The history of the Post Office indicates three major tensions in the approach to postal service. All three represent continuing accommodations within the American political culture. The Post Office has always been a national institution, but the types of ties to localities have changed so that it is presently removed from significant input from communities. Its role in helping to promote commerce has always been important, but recent reforms have moved the Post Office closer to a business form, which changes its abilities or stance as a public service. Finally, there have always been financial constraints on the Post Office, but whereas earlier the extension of service was politically attractive and economically feasible, the economics of postal service and Post Office deficits have made finances a significant focus of postal decisionmaking.
The development of postal service in the United States reflects changes in the political system and the way in which it deals with public service demands.

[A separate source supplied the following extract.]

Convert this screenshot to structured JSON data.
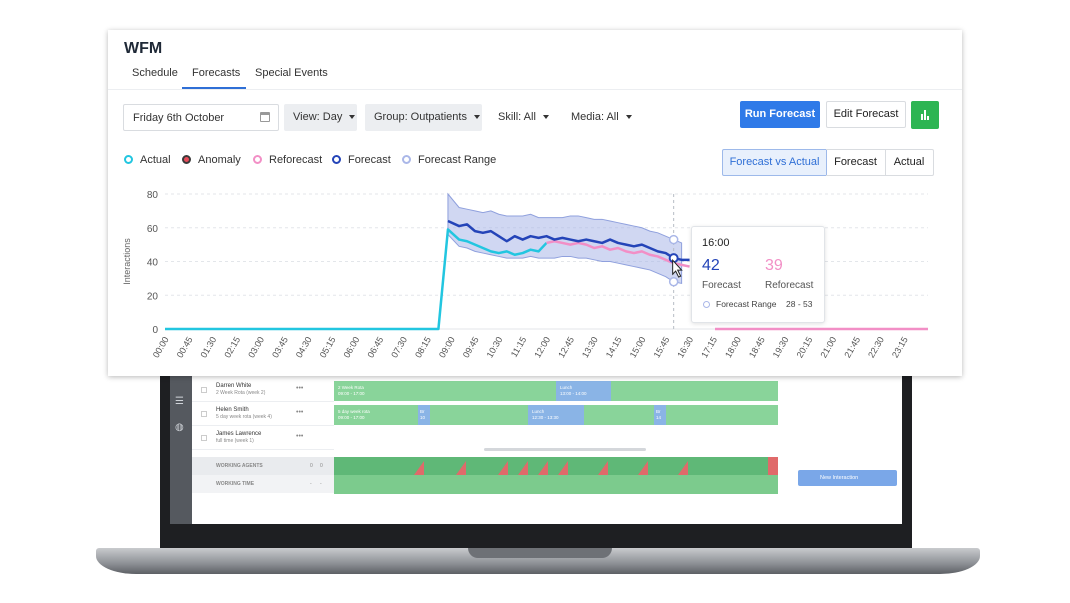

The use of the government corporation form subjects the Post Office to different pressures and influences than use of the government department form, and so defines public service in a changed manner. The Postal Service has become more attentive to demands consistent with a corporate form, while it has become less responsive to more traditional types of political pressure placed on government departments. This has altered the orientation and nature of service, and the place of the Post Office within the context of a governmental agency.